O domingo foi tenso sem notícias, e a polícia foi acionada logo cedo. Ela sabia que isso não era normal. Quando recebeu a informação de que a chave da casa de Ana estava no portão pelo lado de fora, caiu em prantos. Sentia pontadas no coração e uma dor que não sabia explicar.

Todos diziam "calma, logo ela vai mandar notícias", mas de alguma forma Iris sentia que não viriam notícias boas. Ela tinha essa sensibilidade, ainda mais com alguém com quem tinha ligações tão fortes como Ana.

Ela não vai voltar.

Segunda feira Iris não foi trabalhar. Suas amigas passaram a noite em sua casa, mas ela não conseguiu dormir.
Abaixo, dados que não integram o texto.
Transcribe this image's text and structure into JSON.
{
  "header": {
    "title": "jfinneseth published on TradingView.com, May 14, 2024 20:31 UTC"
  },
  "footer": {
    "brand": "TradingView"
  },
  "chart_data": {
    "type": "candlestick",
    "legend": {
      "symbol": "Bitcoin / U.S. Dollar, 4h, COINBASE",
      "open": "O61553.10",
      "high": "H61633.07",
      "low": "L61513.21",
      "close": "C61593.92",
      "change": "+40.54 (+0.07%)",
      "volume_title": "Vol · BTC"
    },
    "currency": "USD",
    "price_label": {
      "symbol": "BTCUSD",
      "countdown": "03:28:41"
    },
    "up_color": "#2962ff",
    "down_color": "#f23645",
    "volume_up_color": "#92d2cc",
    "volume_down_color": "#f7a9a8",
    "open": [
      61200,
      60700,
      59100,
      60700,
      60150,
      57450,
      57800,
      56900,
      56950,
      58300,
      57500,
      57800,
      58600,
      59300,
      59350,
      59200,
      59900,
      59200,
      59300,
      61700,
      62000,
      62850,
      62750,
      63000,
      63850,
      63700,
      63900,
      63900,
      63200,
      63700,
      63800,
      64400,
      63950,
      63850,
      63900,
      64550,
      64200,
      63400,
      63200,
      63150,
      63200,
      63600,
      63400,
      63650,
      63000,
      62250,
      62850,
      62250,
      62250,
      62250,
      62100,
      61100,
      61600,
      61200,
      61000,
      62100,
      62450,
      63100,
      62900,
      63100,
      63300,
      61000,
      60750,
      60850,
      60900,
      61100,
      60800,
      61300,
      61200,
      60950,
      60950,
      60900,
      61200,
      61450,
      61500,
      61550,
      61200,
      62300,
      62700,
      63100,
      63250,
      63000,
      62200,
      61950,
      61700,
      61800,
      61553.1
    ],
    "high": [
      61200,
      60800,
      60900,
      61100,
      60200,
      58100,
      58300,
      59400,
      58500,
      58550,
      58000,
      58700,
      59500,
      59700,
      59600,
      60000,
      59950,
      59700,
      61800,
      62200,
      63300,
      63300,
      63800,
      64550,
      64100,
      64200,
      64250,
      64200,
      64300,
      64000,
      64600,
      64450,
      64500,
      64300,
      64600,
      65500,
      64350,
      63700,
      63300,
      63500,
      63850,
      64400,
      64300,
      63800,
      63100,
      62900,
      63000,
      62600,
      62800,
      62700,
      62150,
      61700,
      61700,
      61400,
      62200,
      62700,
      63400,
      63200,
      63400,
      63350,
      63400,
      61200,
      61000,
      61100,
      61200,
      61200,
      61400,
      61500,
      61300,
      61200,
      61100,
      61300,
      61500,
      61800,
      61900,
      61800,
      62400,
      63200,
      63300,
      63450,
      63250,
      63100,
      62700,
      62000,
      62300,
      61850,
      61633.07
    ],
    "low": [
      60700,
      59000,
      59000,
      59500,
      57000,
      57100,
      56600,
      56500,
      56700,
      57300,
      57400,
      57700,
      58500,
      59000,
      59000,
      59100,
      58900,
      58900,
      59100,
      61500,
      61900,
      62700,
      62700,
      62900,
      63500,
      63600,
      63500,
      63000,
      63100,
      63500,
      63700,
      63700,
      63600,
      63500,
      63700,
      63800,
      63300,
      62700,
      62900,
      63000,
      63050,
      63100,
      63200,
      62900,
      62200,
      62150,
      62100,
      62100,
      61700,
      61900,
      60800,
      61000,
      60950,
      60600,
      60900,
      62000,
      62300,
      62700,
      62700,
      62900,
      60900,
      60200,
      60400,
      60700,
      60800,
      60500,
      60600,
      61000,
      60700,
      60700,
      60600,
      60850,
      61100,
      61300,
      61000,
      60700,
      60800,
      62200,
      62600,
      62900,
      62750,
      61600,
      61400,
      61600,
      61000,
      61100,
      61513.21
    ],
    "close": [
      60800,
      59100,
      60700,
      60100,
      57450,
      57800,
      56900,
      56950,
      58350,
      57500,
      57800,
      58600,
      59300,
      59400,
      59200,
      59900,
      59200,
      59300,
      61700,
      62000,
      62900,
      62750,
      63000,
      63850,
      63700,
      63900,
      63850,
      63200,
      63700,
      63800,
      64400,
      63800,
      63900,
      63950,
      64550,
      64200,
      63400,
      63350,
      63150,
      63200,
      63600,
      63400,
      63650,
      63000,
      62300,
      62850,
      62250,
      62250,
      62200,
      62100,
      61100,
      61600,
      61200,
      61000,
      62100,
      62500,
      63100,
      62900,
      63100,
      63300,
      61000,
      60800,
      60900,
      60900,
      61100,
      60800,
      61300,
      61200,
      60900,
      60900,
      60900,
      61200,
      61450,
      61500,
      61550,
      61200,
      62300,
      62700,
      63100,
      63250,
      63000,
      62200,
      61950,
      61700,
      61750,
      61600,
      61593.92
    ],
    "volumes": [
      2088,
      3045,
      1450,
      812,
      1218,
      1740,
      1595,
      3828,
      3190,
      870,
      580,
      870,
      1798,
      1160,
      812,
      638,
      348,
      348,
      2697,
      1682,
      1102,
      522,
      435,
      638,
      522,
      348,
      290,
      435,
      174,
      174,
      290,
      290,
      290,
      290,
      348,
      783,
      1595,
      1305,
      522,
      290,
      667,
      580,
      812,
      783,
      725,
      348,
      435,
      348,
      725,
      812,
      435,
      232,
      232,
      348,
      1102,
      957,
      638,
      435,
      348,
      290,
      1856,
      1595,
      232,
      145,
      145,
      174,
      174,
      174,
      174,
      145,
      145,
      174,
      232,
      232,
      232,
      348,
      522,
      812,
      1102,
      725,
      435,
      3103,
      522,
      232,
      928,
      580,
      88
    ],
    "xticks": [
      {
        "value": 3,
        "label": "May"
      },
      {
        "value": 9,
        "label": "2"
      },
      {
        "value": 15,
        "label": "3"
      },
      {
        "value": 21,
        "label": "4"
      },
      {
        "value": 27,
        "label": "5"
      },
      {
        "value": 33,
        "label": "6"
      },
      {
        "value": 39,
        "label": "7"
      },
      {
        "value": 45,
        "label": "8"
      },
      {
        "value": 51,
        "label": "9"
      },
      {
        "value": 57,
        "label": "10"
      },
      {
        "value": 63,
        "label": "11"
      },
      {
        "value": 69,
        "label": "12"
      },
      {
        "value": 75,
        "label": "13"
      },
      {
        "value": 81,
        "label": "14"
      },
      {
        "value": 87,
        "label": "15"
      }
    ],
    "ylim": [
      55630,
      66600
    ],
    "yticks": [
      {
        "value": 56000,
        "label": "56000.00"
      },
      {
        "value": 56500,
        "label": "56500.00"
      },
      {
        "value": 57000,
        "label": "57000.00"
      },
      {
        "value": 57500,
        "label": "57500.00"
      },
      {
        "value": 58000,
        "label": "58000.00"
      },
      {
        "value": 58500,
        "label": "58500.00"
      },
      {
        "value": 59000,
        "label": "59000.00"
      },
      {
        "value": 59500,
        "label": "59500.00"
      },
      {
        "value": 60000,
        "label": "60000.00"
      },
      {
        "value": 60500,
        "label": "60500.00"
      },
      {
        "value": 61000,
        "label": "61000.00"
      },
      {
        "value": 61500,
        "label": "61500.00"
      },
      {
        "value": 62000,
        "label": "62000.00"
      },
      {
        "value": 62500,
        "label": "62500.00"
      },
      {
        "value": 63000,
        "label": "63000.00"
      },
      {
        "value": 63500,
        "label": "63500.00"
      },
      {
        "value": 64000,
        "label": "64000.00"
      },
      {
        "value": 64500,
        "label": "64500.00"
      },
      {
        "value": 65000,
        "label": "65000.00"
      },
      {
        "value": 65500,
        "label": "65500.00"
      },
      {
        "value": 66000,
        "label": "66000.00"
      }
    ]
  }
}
Comeu por insistência delas, pois sua garganta estava completamente fechada pela angústia.

O dia passou lentamente, cada minuto parecia durar uma hora, e a única informação que recebeu é que a bolsa de Ana foi encontrada em uma rua. Uma testemunha viu a bolsa ser jogada de um carro em movimento, achou estranho, pegou a bolsa e levou até a delegacia.

Todos os pertences estavam intactos. Carteira com dinheiro, cartões e documentos, celular, um livrinho, agenda, kit de maquiagem... Não havia sido assaltada.

A polícia passou a tratar o caso como sequestro. Interrogaram o motorista do Uber que havia sido a última pessoa que a viu, mas ele tinha álibi. Alegou que se ofereceu para esperar Ana abrir o portão, mas ela disse que estava tudo bem e ele podia ir atender outro chamado. Ele não estava mentindo, e se sentiu culpado por não ter insistido e ficado com ela até estar em segurança.

O fim da segunda feira começou a se aproximar, e Iris estava entrando em pânico. Após as 17h, Dê, Mari e Zozo apareceram para ficar com ela.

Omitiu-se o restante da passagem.